Re-transplanting a transplant

Nurses General Nursing

Published

  • Specializes in retired LTC.

Is there practice whereby a transplanted organ (say, kidney) be re-transplanted after the death of an organ transplant recipient.

(I know I could look this up somewhere but I am just being lazy so I ask this question here.)

I ask this because this morning I was watching a rerun of Law & Order: Criminal Intent. I was only catching snippets of the show and I believe there was a murder of a previous recipient so that her donated kidney could be re-transplanted/reused. (The show was about crime-ring organ harvesting.)

My thinking is to say NO. I would not see it really feasible with possible organ rejection being so much more likely.

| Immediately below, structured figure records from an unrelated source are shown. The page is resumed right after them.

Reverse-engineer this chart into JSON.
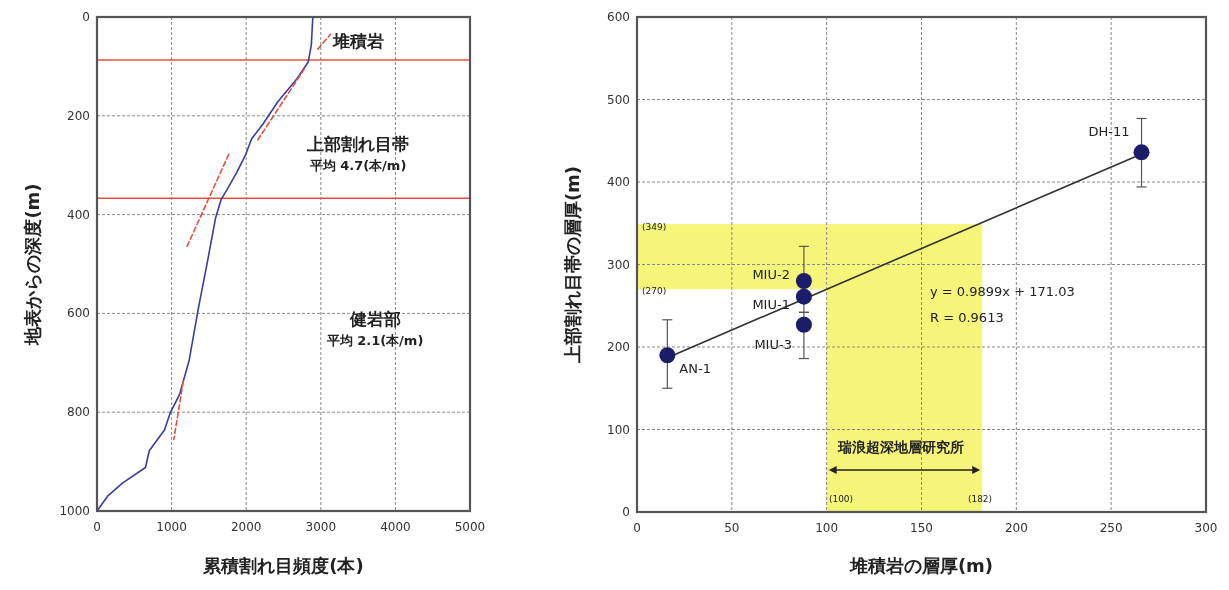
{
  "chart_data": [
    {
      "type": "line",
      "xlabel": "累積割れ目頻度(本)",
      "ylabel": "地表からの深度(m)",
      "xlim": [
        0,
        5000
      ],
      "ylim": [
        1000,
        0
      ],
      "xticks": [
        0,
        1000,
        2000,
        3000,
        4000,
        5000
      ],
      "yticks": [
        0,
        200,
        400,
        600,
        800,
        1000
      ],
      "grid": true,
      "series": [
        {
          "color": "#3c3ca0",
          "line_style": "solid",
          "x": [
            2893,
            2873,
            2832,
            2680,
            2426,
            2223,
            2071,
            1995,
            1868,
            1741,
            1665,
            1589,
            1487,
            1360,
            1234,
            1107,
            980,
            904,
            701,
            650,
            345,
            142,
            0
          ],
          "values": [
            0,
            57,
            91,
            125,
            171,
            217,
            247,
            278,
            316,
            350,
            369,
            407,
            490,
            589,
            696,
            764,
            802,
            836,
            878,
            912,
            943,
            970,
            1000
          ]
        },
        {
          "color": "#e8503c",
          "line_style": "dashed",
          "x": [
            2960,
            3130
          ],
          "values": [
            65,
            35
          ]
        },
        {
          "color": "#e8503c",
          "line_style": "dashed",
          "x": [
            2780,
            2150
          ],
          "values": [
            105,
            250
          ]
        },
        {
          "color": "#e8503c",
          "line_style": "dashed",
          "x": [
            1766,
            1208
          ],
          "values": [
            278,
            464
          ]
        },
        {
          "color": "#e8503c",
          "line_style": "dashed",
          "x": [
            1157,
            1030
          ],
          "values": [
            737,
            855
          ]
        }
      ],
      "ref_lines": [
        {
          "axis": "y",
          "value": 87,
          "color": "#e8503c"
        },
        {
          "axis": "y",
          "value": 367,
          "color": "#e8503c"
        }
      ],
      "annotations": [
        "堆積岩",
        "上部割れ目帯",
        "平均 4.7(本/m)",
        "健岩部",
        "平均 2.1(本/m)"
      ]
    },
    {
      "type": "scatter",
      "xlabel": "堆積岩の層厚(m)",
      "ylabel": "上部割れ目帯の層厚(m)",
      "xlim": [
        0,
        300
      ],
      "ylim": [
        0,
        600
      ],
      "xticks": [
        0,
        50,
        100,
        150,
        200,
        250,
        300
      ],
      "yticks": [
        0,
        100,
        200,
        300,
        400,
        500,
        600
      ],
      "grid": true,
      "series": [
        {
          "color": "#1c1c6a",
          "marker": "circle",
          "x": [
            16,
            88,
            88,
            88,
            266
          ],
          "values": [
            190,
            280,
            261,
            227,
            436
          ],
          "errors": [
            [
              150,
              233
            ],
            [
              242,
              322
            ],
            null,
            [
              186,
              242
            ],
            [
              394,
              477
            ]
          ]
        },
        {
          "type": "line",
          "color": "#303030",
          "line_style": "solid",
          "x": [
            16,
            266
          ],
          "values": [
            187,
            434
          ]
        }
      ],
      "bands": [
        {
          "axis": "x",
          "from": 100,
          "to": 182,
          "color": "#f5f57a"
        },
        {
          "axis": "y",
          "from": 270,
          "to": 349,
          "color": "#f5f57a"
        }
      ],
      "annotations": [
        {
          "text": "AN-1",
          "x": 16,
          "y": 190
        },
        {
          "text": "MIU-2",
          "x": 88,
          "y": 280
        },
        {
          "text": "MIU-1",
          "x": 88,
          "y": 261
        },
        {
          "text": "MIU-3",
          "x": 88,
          "y": 227
        },
        {
          "text": "DH-11",
          "x": 266,
          "y": 436
        },
        "(349)",
        "(270)",
        "(100)",
        "(182)",
        "瑞浪超深地層研究所",
        "y = 0.9899x + 171.03",
        "R = 0.9613"
      ]
    }
  ]
}
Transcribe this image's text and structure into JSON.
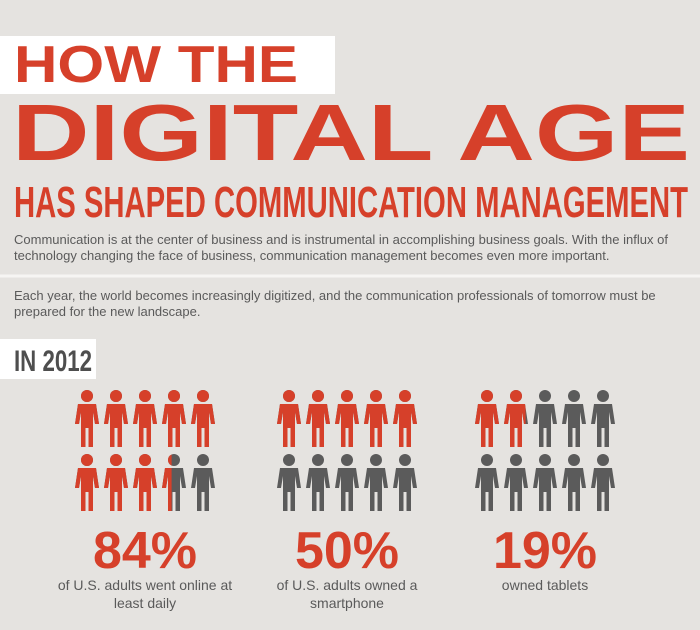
{
  "header": {
    "line1": "HOW THE",
    "line2": "DIGITAL AGE",
    "line3": "HAS SHAPED COMMUNICATION MANAGEMENT"
  },
  "intro": [
    "Communication is at the center of business and is instrumental in accomplishing business goals. With the influx of technology changing the face of business, communication management becomes even more important.",
    "Each year, the world becomes increasingly digitized, and the communication professionals of tomorrow must be prepared for the new landscape."
  ],
  "section": "IN 2012",
  "chart_data": {
    "type": "pictograph",
    "categories": [
      "of U.S. adults went online at least daily",
      "of U.S. adults owned a smartphone",
      "owned tablets"
    ],
    "values": [
      84,
      50,
      19
    ],
    "value_labels": [
      "84%",
      "50%",
      "19%"
    ],
    "color": "#d6402a",
    "base_color": "#5b5b5b"
  }
}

The first transplant recipient would have used all those anti-rejection immunosuppressive drugs on the first go-round. But now the NEW #2 recipient would have to suppress not only the antigenic markers from the kidney itself (which belong to donor #1), but would there not also be some new markers that the kidney 'absorbed' from the #1 recipient? I just don't see that 'reusing' a previously transplanted organ would be a viable decision.

Am I thinking correctly along these lines? Isn't it amazing how one's mind thinks up all these things while just watching TV?

BloomNurseRN, ASN, BSN, RN

1 Article; 722 Posts

Specializes in CMSRN.

It happens but it's rare and it usually involves the organ not being in the patient very long before its taken out and transplanted to someone else. An example would be a kidney transplanted but the recipient not responding well (and probably dying) and it being removed but then being transplanted in to another patient.

Specializes in SICU, trauma, neuro.

I'm on my phone, so not as easy to rsearch, otherwise I would. I do know an RN who works for an OPO (plus we have preop donors on my floor all the time, and thus see the OPO RNs in those situations), so should ask.

Years ago though, I had a pt who received a liver fairly emergently after an APAP OD, but developed severe cerebral edema a week or two later. She herniated and progressed to brain death. She was worked up for organ donation; however, nothing was in condition to be used. Only tissues were usable -- skin, corneas, ligaments.

amoLucia

7,736 Posts

Specializes in retired LTC.

Just getting back - I'm thinking what would be the longevity prognosis of a replanted organ? I just think I=t would be less than a 'fr5esh' organ - more possibilities for rejection.

Amazing what one thinks of when watchin6g TV shows with medical themes.